A Semana de Luta Antimanicomial, que conta com o apoio de prefeituras e entidades científicas e sociais envolvidas com o tema, será encerrada com o ato Saúde não se vende, loucura não se prende – quem está doente é o sistema social, no vão livre do MASP, na capital paulista. A mobilização deverá reunir usuários dos serviços de saúde mental e profissionais do setor que defendem a reforma psiquiátrica com o fim dos manicômios. A partir das 14h, os manifestantes caminharão até o prédio da Secretaria de Saúde do Estado de São Paulo, ao lado do Hospital das Clínicas, em protesto contra a internação compulsória.

Contramão

Conforme o Sindicato dos Psicólogos de São Paulo, no mês passado a região do ABC caminhou na contramão da humanização do atendimento à saúde mental. A secretaria estadual de Saúde  ampliou para 70 o número de leitos psiquiátricos contratados do hospital Lacan, em São Bernardo. Há três anos, o governo paulista já havia contratado 30 leitos deste mesmo hospital psiquiátrico, descumprindo a lei federal e o Código de Saúde do Estado de São Paulo. Ainda segundo o Sinpsi, a abertura de novos leitos aconteceu sem qualquer pactuação com gestores municipais do SUS da região do Grande ABC no âmbito da Comissão Interfederativa Regional e desrespeita o comando único e a legislação que restringe a ampliação de leitos psiquiátricos no Brasil.

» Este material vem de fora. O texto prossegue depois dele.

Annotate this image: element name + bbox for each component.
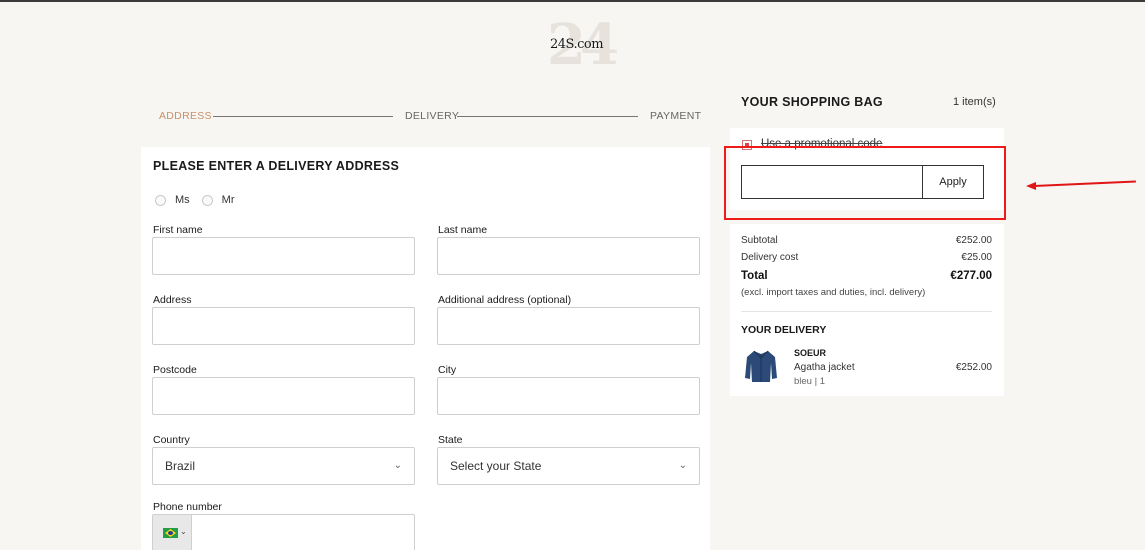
total-label: Total [741,270,768,282]
additional-address-label: Additional address (optional) [438,294,572,306]
salutation-mr-label: Mr [221,194,235,206]
annotation-arrow-icon [1026,182,1036,190]
subtotal-label: Subtotal [741,235,778,246]
total-row: Total €277.00 [741,270,992,282]
delivery-cost-row: Delivery cost €25.00 [741,252,992,263]
annotation-arrow-line [1033,180,1136,187]
product-brand: SOEUR [794,348,827,358]
phone-field[interactable]: ⌄ [152,514,415,550]
total-value: €277.00 [950,270,992,282]
chevron-down-icon: ⌄ [678,460,687,471]
state-select[interactable]: Select your State ⌄ [437,447,700,485]
address-field[interactable] [152,307,415,345]
salutation-mr-radio[interactable] [201,194,213,206]
chevron-down-icon: ⌄ [393,460,402,471]
delivery-address-form: PLEASE ENTER A DELIVERY ADDRESS Ms Mr Fi… [141,147,710,550]
shopping-bag-title: YOUR SHOPPING BAG [741,95,883,109]
product-variant: bleu | 1 [794,376,825,387]
checkout-steps: ADDRESS DELIVERY PAYMENT [158,110,701,126]
your-delivery-title: YOUR DELIVERY [741,324,827,336]
salutation-ms-radio[interactable] [155,194,166,206]
state-value: Select your State [450,459,542,473]
product-name[interactable]: Agatha jacket [794,362,855,373]
step-delivery: DELIVERY [405,110,460,122]
subtotal-row: Subtotal €252.00 [741,235,992,246]
postcode-field[interactable] [152,377,415,415]
order-summary: Subtotal €252.00 Delivery cost €25.00 To… [730,224,1004,396]
product-image[interactable] [744,348,778,384]
form-title: PLEASE ENTER A DELIVERY ADDRESS [153,159,400,173]
country-value: Brazil [165,459,196,473]
salutation-group: Ms Mr [155,194,247,206]
step-divider [457,116,638,117]
step-divider [213,116,393,117]
brazil-flag-icon [163,528,178,538]
city-label: City [438,364,457,376]
city-field[interactable] [437,377,700,415]
address-label: Address [153,294,192,306]
country-select[interactable]: Brazil ⌄ [152,447,415,485]
product-price: €252.00 [955,362,992,373]
last-name-field[interactable] [437,237,700,275]
delivery-cost-value: €25.00 [961,252,992,263]
step-address: ADDRESS [159,110,212,122]
annotation-highlight-box [724,146,1006,220]
postcode-label: Postcode [153,364,197,376]
site-logo[interactable]: 24 24S.com [547,17,619,73]
state-label: State [438,434,463,446]
chevron-down-icon: ⌄ [180,527,187,536]
total-note: (excl. import taxes and duties, incl. de… [741,287,926,298]
summary-divider [741,311,992,312]
step-payment: PAYMENT [650,110,702,122]
country-label: Country [153,434,190,446]
delivery-cost-label: Delivery cost [741,252,799,263]
last-name-label: Last name [438,224,488,236]
salutation-ms-label: Ms [175,194,190,206]
subtotal-value: €252.00 [955,235,992,246]
logo-wordmark: 24S.com [550,37,604,52]
bag-item-count: 1 item(s) [953,96,996,108]
phone-country-select[interactable]: ⌄ [153,515,192,550]
first-name-label: First name [153,224,203,236]
phone-label: Phone number [153,501,222,513]
additional-address-field[interactable] [437,307,700,345]
first-name-field[interactable] [152,237,415,275]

Confira algumas atividades da Semana de Luta Antimanicomial:

Dia 16 de maio

Lançamento do 1º livro do selo: “Em debates” – Álcool e Outras Drogas”
Debate sobre drogas e direitos humanos
Horário: 18h30
Local: Auditório do CRP SP
Rua Arruda Alvim, 89, Jardim América

17 de maio

Todos a Sorocaba – Por uma Sorocaba sem manicômios!
15h – Ato em praça pública – Praça Dr. Ferreira Braga (Largo do Rosário)
Av. Pereira Souza, Centro, Sorocaba.
19h30 – Audiência Pública Antimanicomial na Câmara Municipal
Mais informações: flamasorocaba.wordpress.com.br

18 de maio

“Saúde não se vende, loucura não se prende – quem tá doente é o sistema social”
Manifestação Pública no vão livre do MASP e caminhada até a Secretaria de Saúde do Estado de São Paulo
Mais informações: www.antimanicomialsp.wordpress.com

Vídeo Clube – CRP SP
Documentário: “A margem da imagem”
Direção: Evaldo Mocarzel
Horário: 19h – Auditório do CRP SP
Informação: a partir do Ciclo 2012, a entrada é franca e não é necessário se inscrever para participar.